In the same vein, printing out the contents of pairs and data structures are super common, so they deserve their own debug macros as well.
#define DEBUGP(p) cerr<<#p<<": ("<<p.first<<", "<<p.second<<")\n";
#define DEBUGV(v) {cerr<<#v<<": {"; for(auto &x:v) cerr<<x<<", "; cerr<<"}\n";}int main () {
pair<int, int> my_pair = {3, 5};
DEBUGP(my_pair); // my_pair: (3, 5)
vector<int> my_vec = {1, 2, 3, 4, 5};
DEBUGV(my_vec); // my_vec: {1, 2, 3, 4, 5, }
}Summary
Here’s a list of all the templates discussed, put into one codeblock for easy copy pasting:
#include <bits/stdc++.h>
using namespace std;
typedef pair<int, int> pr;
typedef long long ll;
typedef long double ld;
typedef array<int, 3> a3;
typedef vector<int> vi;
#define x first
#define y second
#define pb push_back
#define sz(x) int(x.size())
#define all(x) x.begin(),x.end()
#define rep(i,n) for (int i = 0; i < (n); ++i)
#define per(i,n) for (int i = (n)-1; i >= 0; --i)
#define fore(i,a,b) for (int i = a; i < (b); ++i)
#define erof(i,a,b) for (int i = (b)-1; i >= a; --i)
#define each(a, x) for (auto &a : (x))
#define DEBUG(x) cerr<<#x<<": "<<x<<'\n'
#define DEBUGP(p) cerr<<#p<<": ("<<p.first<<", "<<p.second<<")\n";
#define DEBUGV(v) {cerr<<#v<<": {"; for(auto &x:v) cerr<<x<<", "; cerr<<"}\n";}
namespace std{template<> struct hash<pair<int,int>>{size_t operator()(const pair<int, int> k)const{return hash<long long>()(((long long)k.first)<<32|(long long)k.second);}};}
int main () {
ios_base::sync_with_stdio(false); cin.tie(NULL);
}It’s quite long, so it’s common to see people with a script they run in the command line that automatically creates a new cpp file with the template pre-typed out.
My Personal Template
In practice, a large template may be a bit overwhelming for beginners.
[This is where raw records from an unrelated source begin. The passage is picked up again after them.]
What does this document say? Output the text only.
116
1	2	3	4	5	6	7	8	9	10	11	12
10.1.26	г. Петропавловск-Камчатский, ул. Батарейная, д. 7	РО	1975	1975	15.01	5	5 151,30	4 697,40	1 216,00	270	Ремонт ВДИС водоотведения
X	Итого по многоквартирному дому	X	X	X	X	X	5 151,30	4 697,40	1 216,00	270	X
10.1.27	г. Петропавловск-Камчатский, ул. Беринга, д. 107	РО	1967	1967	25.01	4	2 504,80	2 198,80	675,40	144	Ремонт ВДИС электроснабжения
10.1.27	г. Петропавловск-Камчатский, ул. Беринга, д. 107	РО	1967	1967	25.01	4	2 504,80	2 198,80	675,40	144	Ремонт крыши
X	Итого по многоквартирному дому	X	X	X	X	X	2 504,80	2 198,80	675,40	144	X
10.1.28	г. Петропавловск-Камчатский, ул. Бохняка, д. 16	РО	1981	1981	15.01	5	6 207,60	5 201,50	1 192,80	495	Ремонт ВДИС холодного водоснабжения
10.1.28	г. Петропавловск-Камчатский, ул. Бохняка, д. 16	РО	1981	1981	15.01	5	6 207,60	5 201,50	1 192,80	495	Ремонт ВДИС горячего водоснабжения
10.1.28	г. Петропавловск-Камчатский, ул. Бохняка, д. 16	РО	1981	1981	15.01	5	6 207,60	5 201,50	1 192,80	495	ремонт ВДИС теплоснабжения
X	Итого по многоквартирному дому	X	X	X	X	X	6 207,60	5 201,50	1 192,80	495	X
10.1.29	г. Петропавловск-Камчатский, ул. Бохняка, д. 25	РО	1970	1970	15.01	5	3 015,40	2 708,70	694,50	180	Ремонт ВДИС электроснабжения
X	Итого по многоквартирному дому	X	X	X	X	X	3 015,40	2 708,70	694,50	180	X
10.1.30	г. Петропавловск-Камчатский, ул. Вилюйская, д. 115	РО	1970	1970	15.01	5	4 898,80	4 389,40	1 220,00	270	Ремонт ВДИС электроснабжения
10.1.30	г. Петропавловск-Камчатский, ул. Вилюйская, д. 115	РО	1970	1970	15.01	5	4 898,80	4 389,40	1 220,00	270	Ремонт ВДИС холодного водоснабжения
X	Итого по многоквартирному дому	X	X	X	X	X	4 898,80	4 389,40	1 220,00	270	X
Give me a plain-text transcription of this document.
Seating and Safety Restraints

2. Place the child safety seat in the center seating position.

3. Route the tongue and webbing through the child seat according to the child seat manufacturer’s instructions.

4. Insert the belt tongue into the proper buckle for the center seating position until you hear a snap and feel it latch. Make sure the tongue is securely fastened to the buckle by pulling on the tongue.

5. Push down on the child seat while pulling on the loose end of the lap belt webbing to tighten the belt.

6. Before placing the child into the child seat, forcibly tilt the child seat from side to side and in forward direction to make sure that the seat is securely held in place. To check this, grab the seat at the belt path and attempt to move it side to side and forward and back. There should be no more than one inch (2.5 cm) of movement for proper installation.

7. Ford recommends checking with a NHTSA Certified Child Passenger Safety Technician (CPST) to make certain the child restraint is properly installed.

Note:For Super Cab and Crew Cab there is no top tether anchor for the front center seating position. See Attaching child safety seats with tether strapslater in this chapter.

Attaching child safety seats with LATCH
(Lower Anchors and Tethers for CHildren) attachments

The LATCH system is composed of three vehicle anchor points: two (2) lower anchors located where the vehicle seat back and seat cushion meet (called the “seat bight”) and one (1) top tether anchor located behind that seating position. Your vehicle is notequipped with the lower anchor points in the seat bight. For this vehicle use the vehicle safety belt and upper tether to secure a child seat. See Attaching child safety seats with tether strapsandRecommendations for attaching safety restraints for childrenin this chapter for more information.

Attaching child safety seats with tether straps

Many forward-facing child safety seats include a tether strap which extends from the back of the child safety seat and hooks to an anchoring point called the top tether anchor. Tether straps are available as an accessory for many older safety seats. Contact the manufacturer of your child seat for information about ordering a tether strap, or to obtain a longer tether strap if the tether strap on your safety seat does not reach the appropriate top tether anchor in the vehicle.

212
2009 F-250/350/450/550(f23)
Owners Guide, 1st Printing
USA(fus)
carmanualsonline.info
Hence, I recommend you start with the ones that you really really use almost all the time, and slowly add (or remove) elements as you get more familiar with it. My own personal template is quite a bit small since I like to keep things clean, but it also has the side effect of being a great starting point for beginners to the template game.
/* */
#include <bits/stdc++.h>
using namespace std;
typedef long long ll;
typedef pair<int, int> pii;
#define x first
#define y second
#define pb push_back
#define all(x) x.begin(), x.end()
#define sz(x) int(x.size())
#define rep(i, n) for (int i = 0; i < (n); i++)
int main () {
ios_base::sync_with_stdio(false); cin.tie(NULL);
}Note: I have an extra comment block (/* */) at the top since I like to plan out my code in comments at the top of the file before coding.